História e Características do Curió


O curió cujo nome científico é Oryzoborus é originário da América do Sul e América Central, pode ( ou poderia ) ser encontrado em toda costa brasileira
Fonte: internet
 

O curió cujo nome científico é Oryzoborus é originário da América do Sul e América Central, pode ( ou poderia ) ser encontrado em toda costa brasileira

O nome Curió na língua tupi guarani significa "Amigo do Homem", pois este pássaro gostava de viver perto da aldeia dos índios. Esta característica de se aproximar do ser humano, a sua elegância, a enorme capacidade de disputar pelo canto quem é o dominador do território, e a enorme qualidade de seu canto, fez com que o homem procurasse cada vez mais domesticar estas aves .

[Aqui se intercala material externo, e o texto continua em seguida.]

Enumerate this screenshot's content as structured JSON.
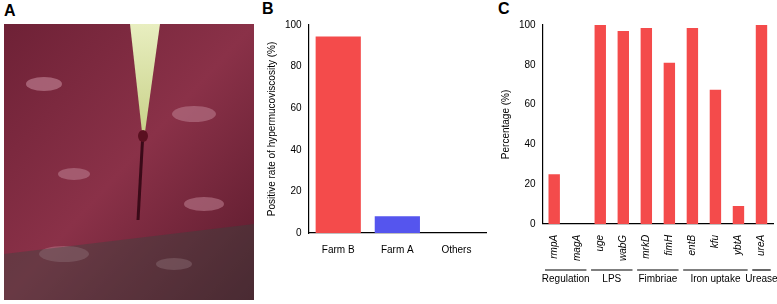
{
  "panel_labels": [
    "A",
    "B",
    "C"
  ],
  "chart_data": [
    {
      "type": "bar",
      "categories": [
        "Farm B",
        "Farm A",
        "Others"
      ],
      "values": [
        94.5,
        8,
        0
      ],
      "colors": [
        "#f44b4b",
        "#5555ee",
        "#5555ee"
      ],
      "ylabel": "Positive rate of hypermucoviscosity (%)",
      "ylim": [
        0,
        100
      ],
      "yticks": [
        0,
        20,
        40,
        60,
        80,
        100
      ],
      "grid": false
    },
    {
      "type": "bar",
      "categories": [
        "rmpA",
        "magA",
        "uge",
        "wabG",
        "mrkD",
        "fimH",
        "entB",
        "kfu",
        "ybtA",
        "ureA"
      ],
      "values": [
        25,
        0,
        100,
        97,
        98.5,
        81,
        98.5,
        67.5,
        9,
        100
      ],
      "color": "#f44b4b",
      "ylabel": "Percentage (%)",
      "ylim": [
        0,
        100
      ],
      "yticks": [
        0,
        20,
        40,
        60,
        80,
        100
      ],
      "grid": false,
      "groups": [
        {
          "name": "Regulation",
          "members": [
            "rmpA",
            "magA"
          ]
        },
        {
          "name": "LPS",
          "members": [
            "uge",
            "wabG"
          ]
        },
        {
          "name": "Fimbriae",
          "members": [
            "mrkD",
            "fimH"
          ]
        },
        {
          "name": "Iron uptake",
          "members": [
            "entB",
            "kfu",
            "ybtA"
          ]
        },
        {
          "name": "Urease",
          "members": [
            "ureA"
          ]
        }
      ]
    }
  ]
}
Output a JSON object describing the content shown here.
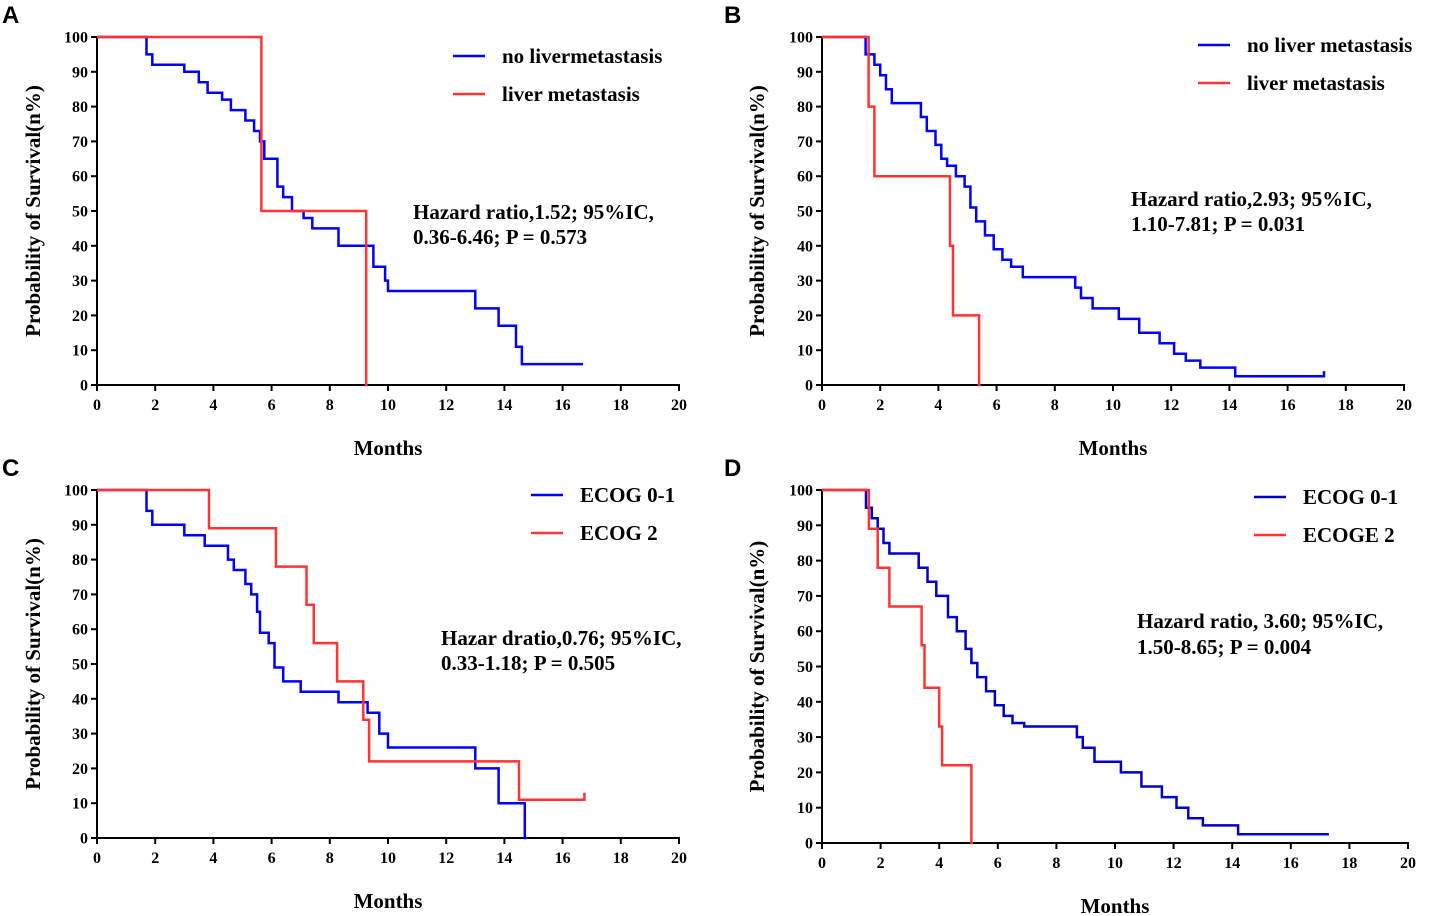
{
  "chart_data": [
    {
      "panel": "A",
      "type": "line",
      "subtype": "kaplan-meier-step",
      "xlabel": "Months",
      "ylabel": "Probability of Survival(n%)",
      "xlim": [
        0,
        20
      ],
      "ylim": [
        0,
        100
      ],
      "xticks": [
        0,
        2,
        4,
        6,
        8,
        10,
        12,
        14,
        16,
        18,
        20
      ],
      "yticks": [
        0,
        10,
        20,
        30,
        40,
        50,
        60,
        70,
        80,
        90,
        100
      ],
      "legend_position": "top-right",
      "annotation": [
        "Hazard ratio,1.52; 95%IC,",
        "0.36-6.46; P = 0.573"
      ],
      "series": [
        {
          "name": "no livermetastasis",
          "color": "#0000ff",
          "x": [
            0,
            1.7,
            1.9,
            3.0,
            3.5,
            3.8,
            4.3,
            4.6,
            5.1,
            5.4,
            5.6,
            5.75,
            6.2,
            6.4,
            6.7,
            7.1,
            7.4,
            8.3,
            8.8,
            9.5,
            9.9,
            10.0,
            13.0,
            13.8,
            14.4,
            14.6,
            16.7
          ],
          "y": [
            100,
            95,
            92,
            90,
            87,
            84,
            82,
            79,
            76,
            73,
            70,
            65,
            57,
            54,
            50,
            48,
            45,
            40,
            40,
            34,
            30,
            27,
            22,
            17,
            11,
            6,
            6
          ]
        },
        {
          "name": "liver metastasis",
          "color": "#ff3333",
          "x": [
            0,
            5.65,
            9.25,
            9.3
          ],
          "y": [
            100,
            50,
            0,
            0
          ]
        }
      ]
    },
    {
      "panel": "B",
      "type": "line",
      "subtype": "kaplan-meier-step",
      "xlabel": "Months",
      "ylabel": "Probability of Survival(n%)",
      "xlim": [
        0,
        20
      ],
      "ylim": [
        0,
        100
      ],
      "xticks": [
        0,
        2,
        4,
        6,
        8,
        10,
        12,
        14,
        16,
        18,
        20
      ],
      "yticks": [
        0,
        10,
        20,
        30,
        40,
        50,
        60,
        70,
        80,
        90,
        100
      ],
      "legend_position": "top-right",
      "annotation": [
        "Hazard ratio,2.93; 95%IC,",
        "1.10-7.81; P = 0.031"
      ],
      "series": [
        {
          "name": "no liver metastasis",
          "color": "#0000ff",
          "x": [
            0,
            1.5,
            1.8,
            2.0,
            2.2,
            2.4,
            3.4,
            3.6,
            3.9,
            4.1,
            4.3,
            4.6,
            4.9,
            5.1,
            5.3,
            5.6,
            5.9,
            6.2,
            6.5,
            6.9,
            8.7,
            8.9,
            9.3,
            9.5,
            10.2,
            10.9,
            11.6,
            12.1,
            12.5,
            13.0,
            14.2,
            17.2,
            17.25
          ],
          "y": [
            100,
            95,
            92,
            89,
            85,
            81,
            77,
            73,
            69,
            65,
            63,
            60,
            57,
            51,
            47,
            43,
            39,
            36,
            34,
            31,
            28,
            25,
            22,
            22,
            19,
            15,
            12,
            9,
            7,
            5,
            2.5,
            2.5,
            4
          ]
        },
        {
          "name": "liver metastasis",
          "color": "#ff3333",
          "x": [
            0,
            1.6,
            1.8,
            4.4,
            4.5,
            5.4,
            5.45
          ],
          "y": [
            100,
            80,
            60,
            40,
            20,
            0,
            0
          ]
        }
      ]
    },
    {
      "panel": "C",
      "type": "line",
      "subtype": "kaplan-meier-step",
      "xlabel": "Months",
      "ylabel": "Probability of Survival(n%)",
      "xlim": [
        0,
        20
      ],
      "ylim": [
        0,
        100
      ],
      "xticks": [
        0,
        2,
        4,
        6,
        8,
        10,
        12,
        14,
        16,
        18,
        20
      ],
      "yticks": [
        0,
        10,
        20,
        30,
        40,
        50,
        60,
        70,
        80,
        90,
        100
      ],
      "legend_position": "top-right",
      "annotation": [
        "Hazar dratio,0.76; 95%IC,",
        "0.33-1.18; P = 0.505"
      ],
      "series": [
        {
          "name": "ECOG 0-1",
          "color": "#0000ff",
          "x": [
            0,
            1.7,
            1.9,
            3.0,
            3.7,
            4.5,
            4.7,
            5.1,
            5.3,
            5.5,
            5.6,
            5.9,
            6.1,
            6.4,
            6.8,
            7.0,
            8.3,
            9.3,
            9.7,
            10.0,
            13.0,
            13.8,
            14.7,
            14.75
          ],
          "y": [
            100,
            94,
            90,
            87,
            84,
            80,
            77,
            73,
            70,
            65,
            59,
            56,
            49,
            45,
            45,
            42,
            39,
            36,
            30,
            26,
            20,
            10,
            0,
            0
          ]
        },
        {
          "name": "ECOG 2",
          "color": "#ff3333",
          "x": [
            0,
            3.85,
            6.15,
            7.2,
            7.45,
            8.25,
            9.15,
            9.35,
            14.5,
            16.7,
            16.75
          ],
          "y": [
            100,
            89,
            78,
            67,
            56,
            45,
            34,
            22,
            11,
            11,
            13
          ]
        }
      ]
    },
    {
      "panel": "D",
      "type": "line",
      "subtype": "kaplan-meier-step",
      "xlabel": "Months",
      "ylabel": "Probability of Survival(n%)",
      "xlim": [
        0,
        20
      ],
      "ylim": [
        0,
        100
      ],
      "xticks": [
        0,
        2,
        4,
        6,
        8,
        10,
        12,
        14,
        16,
        18,
        20
      ],
      "yticks": [
        0,
        10,
        20,
        30,
        40,
        50,
        60,
        70,
        80,
        90,
        100
      ],
      "legend_position": "top-right",
      "annotation": [
        "Hazard ratio, 3.60; 95%IC,",
        "1.50-8.65; P = 0.004"
      ],
      "series": [
        {
          "name": "ECOG 0-1",
          "color": "#0000cc",
          "x": [
            0,
            1.5,
            1.7,
            1.9,
            2.1,
            2.3,
            3.3,
            3.6,
            3.9,
            4.3,
            4.6,
            4.9,
            5.1,
            5.3,
            5.6,
            5.9,
            6.2,
            6.5,
            6.9,
            8.7,
            8.9,
            9.3,
            9.5,
            10.2,
            10.9,
            11.6,
            12.1,
            12.5,
            13.0,
            14.2,
            17.3
          ],
          "y": [
            100,
            95,
            92,
            89,
            85,
            82,
            78,
            74,
            70,
            64,
            60,
            55,
            51,
            47,
            43,
            39,
            36,
            34,
            33,
            30,
            27,
            23,
            23,
            20,
            16,
            13,
            10,
            7,
            5,
            2.5,
            2.5
          ]
        },
        {
          "name": "ECOGE 2",
          "color": "#ff3333",
          "x": [
            0,
            1.6,
            1.9,
            2.3,
            3.4,
            3.5,
            4.0,
            4.1,
            5.1,
            5.15
          ],
          "y": [
            100,
            89,
            78,
            67,
            56,
            44,
            33,
            22,
            0,
            0
          ]
        }
      ]
    }
  ],
  "panel_letters": [
    "A",
    "B",
    "C",
    "D"
  ]
}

Pôr mais que a sociedade acredite que a ação dos passarinheiros em caçar estas aves tenha sido a razão pelo seu desaparecimento na natureza, o que realmente aniquilou e vem aniquilando inumares aves são OS DESMATAMENTOS DESENFREADOS, APOLUIÇÃO DE RIOS E LAGOAS , E A AÇÃO DE AGROTOXICOS PRESENTES NAS PLANTAÇÕES.

 

Tamanho: 13 cm.
Características do corpo: O macho é inconfundível, sendo totalmente negro com o ventre castanho e o encontro e lado inferior das asas brancos, pode possuir ou não um espéculo branco que, outrossim, varia muito de tamanho. Bico, tanto no macho como na femêa e imaturo, negro, de cúlmen reto e de tamanho muito variável. Femêa e jovens pardos sem espéculo sendo reconhecíveis pela aparência geral.

Voz:

É atualmente o pássaro canoro mais cobiçado do país. Chamada = "djüp", "djäp". O canto consiste em uma estrofe melodiosa e fluente, destacando-se pelo chamado "assovio" ou "canto corrido", que é uma escala musical descendente de assovios sonoros bem fortes compondo uma vocalização única entre os pássaros brasileiros. Nesta espécie evoluíram, no habitat natural, diversos tipos de dialetos. As variações do canto são classificadas pelos passarinheiros por designações geralmente onomatopéicas (por exemplo, "viví-tetéo", "vovô-víu") ou ligados à procedência ("paracambi", que é uma cidade do estado do rio de Janeiro). Os curiós mais apreciados são aqueles que não "racham" o canto (isto é, não interrompem a sequência melodiosa e fluente com  chilreados), e os que repetem o "assovio", pode haver sequências de 6, 10, 13 ou mais repetições em um único canto. Há muitos entusiastas que se dedicam a esta matéria existindo diversos "clubes de curió"; são organizados torneios onde o critério classificatório dá-se por intermédio do número de pontos, sendo o vencedor o que entoou um maior número de cantos em um espaço de tempo predeterminado.
Alimentação: É granívoro por excelência, mas na alimentação dos filhotes, os artropódes são bastante utilizados. Entre as sementes mais cobiçadas pelos curiós, estão as da tiririca (Cyperus rotundus) e da navalha-de-macaco (Hypolitrus schraderianum).
Reprodução: Durante a reprodução vivem estritamente aos casais, sendo extremamente fiéis a um território, que o macho defende energicamente contra a aproximação de outros machos de sua espécie. O período de incubação dos ovos varia de 12 a 14 dias.
Habitat: Vivem à beira da mata e brejos, na procura de sementes, penetra também dentro da mata.
Distribuição geográfica: Ocorre do México à Bolívia, Paraguai e Argentina e em todo o Brasil.

Outros dados:

A subespécie setentrional Oryzoborus angolensis torridus ( o "curió-do-norte") ainda é comum distinguindo-se da anterior pelo bico menos grosso e cauda mais curta. Podemos encontrar exemplares totalmente negros apenas com o lado inferior das asas e espéculo brancos. A designação específica angolensis se explica por erro de procedência do primeiro indivíduo conhecido da espécie (designado como oriundo da Angola) classificado por Linnaeus em 1766. É confortante verificar que o curió, expande sua área en certos locais em consequência do plantio de gramíneas. Caso sejam bem tratados em cativeiro, pode chegar a viver em ótimo estado por 22 anos.